Context

This post gives a brief overview of two Counter Factual Regret (CFR) algorithms, shows their implementation in Rust, and compares their performance. The code is heavily based on Marc Lanctot’s thesis, Ziad SALLOUM’s post, and Max Chiswick’s AI Poker Tutorial. They will provide an introduction to some of the concepts mentioned in this post like information states.

All the code for this post can be found on Github.

I have implemented both vanilla CFR and CFR with chance sampling (CFRCS). Both algorithms have been evaluated on Kuhn Poker and Bluff (liar’s dice). Overall, for larger games, CFRCS converges to a more optimal strategy faster than CFR.

CFR algorithm

The CFR algorithm is taken from section 2.2.2 of Marc Lanctot’s thesis:

As someone without an academic background in the subject, this made little sense to me. I understood the high-level concept for CFR – choose an action that minimizes regret. But I didn’t understand the details of how to actually implement it. After doing my own implementation, here a line-by-line breakdown:

CFR lines 1-4 Initialize all nodes with 0 regrets, 0 cumulative probability, and if a move probability needs to be sampled, use a uniform probability over all possible actions.
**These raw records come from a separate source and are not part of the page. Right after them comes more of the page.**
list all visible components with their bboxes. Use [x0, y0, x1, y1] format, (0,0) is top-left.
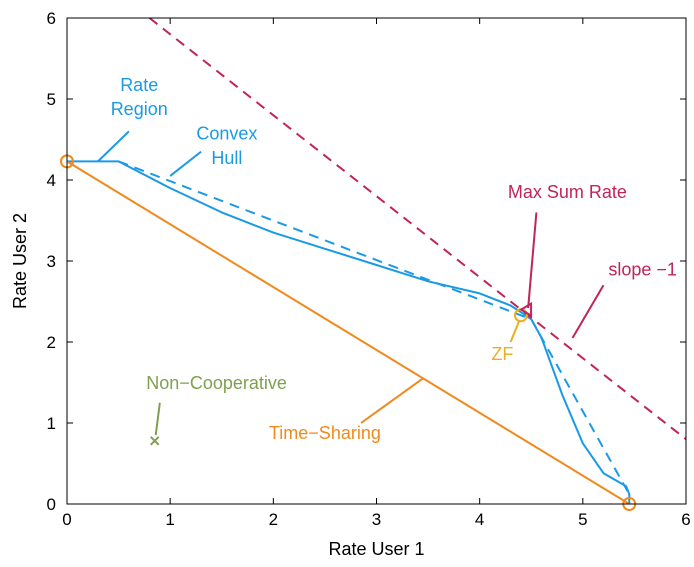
series-rate-region — [67, 160, 631, 504]
x-tick-label: 1 — [165, 510, 174, 529]
x-tick-label: 3 — [372, 510, 381, 529]
annotation-time-sharing-leader — [360, 377, 424, 424]
series-lines — [67, 18, 686, 504]
axis-ticks: 0 1 2 3 4 5 6 0 1 2 3 4 5 6 — [47, 9, 691, 529]
annotations: Rate Region Convex Hull Max Sum Rate slope −1… — [97, 75, 677, 443]
annotation-convex-hull-l1: Convex — [196, 124, 257, 144]
y-tick-label: 2 — [47, 333, 56, 352]
annotation-time-sharing: Time−Sharing — [269, 423, 381, 443]
series-time-sharing — [67, 160, 630, 504]
x-tick-label: 5 — [578, 510, 587, 529]
x-axis-label: Rate User 1 — [328, 539, 424, 559]
annotation-zf-leader — [509, 321, 520, 343]
x-tick-label: 2 — [269, 510, 278, 529]
marker-max-sum-rate — [519, 301, 533, 318]
y-axis-label: Rate User 2 — [10, 213, 30, 309]
annotation-convex-hull-l2-leader — [169, 150, 202, 177]
x-tick-label: 0 — [62, 510, 71, 529]
annotation-zf: ZF — [491, 344, 513, 364]
annotation-rate-region-l2: Region — [111, 99, 168, 119]
annotation-max-sum-rate: Max Sum Rate — [508, 182, 627, 202]
annotation-rate-region-l2-leader — [97, 130, 130, 163]
y-tick-label: 4 — [47, 171, 56, 190]
x-tick-label: 4 — [475, 510, 484, 529]
plot-area: Rate Region Convex Hull Max Sum Rate slope −1… — [60, 18, 686, 511]
annotation-non-cooperative-leader — [154, 402, 161, 436]
annotation-max-sum-rate-leader — [527, 212, 538, 309]
series-sum-rate-line — [148, 18, 686, 440]
y-tick-label: 6 — [47, 9, 56, 28]
marker-non-cooperative — [149, 436, 160, 446]
annotation-slope: slope −1 — [608, 260, 677, 280]
annotation-slope-leader — [571, 284, 605, 339]
y-tick-label: 3 — [47, 252, 56, 271]
annotation-non-cooperative: Non−Cooperative — [146, 373, 287, 393]
annotation-rate-region-l1: Rate — [120, 75, 158, 95]
y-tick-label: 0 — [47, 495, 56, 514]
x-tick-label: 6 — [681, 510, 690, 529]
y-tick-label: 5 — [47, 90, 56, 109]
y-tick-label: 1 — [47, 414, 56, 433]
annotation-convex-hull-l2: Hull — [211, 148, 242, 168]
marker-non-cooperative-stroke-b — [149, 436, 160, 446]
CFR line 5 This sections begins the actual CFR function that will be called recursively. It has the following parameters:

\(h\): the gamestate, for example in Kuhn Poker it includes the cards that have been dealt and the betting history
\(i\): the update player (the player we’re calculating the CFR for)
\(t\): the depth of the algorithm – in my implementation, we don’t need to track this variable as the gamestate (\(h\)) contains all of the information we need to track istates
\(\pi_1\): the probability of player 1 reaching the current gamestate given their play policy
\(\pi_2\): the same as above but for player 2

fn vcfr<T: GameState, N: NodeStore<CFRNode>>(
    &mut self,
    ns: &mut N,
    gs: &T,
    update_player: Player,
    depth: usize,
    reach0: f64,
    reach1: f64,
    chance_reach: f64,
    mut phase: CFRPhase,
) -> f64 {

CFR line 6-12 These lines outline 2 special cases for our CFR function.

If the gamestate represents a state where the game is over (i.e. is terminal) return the utility for the update player. In Kuhn Poker, this would be the number of chips won (a positive number) or lost (a negative number).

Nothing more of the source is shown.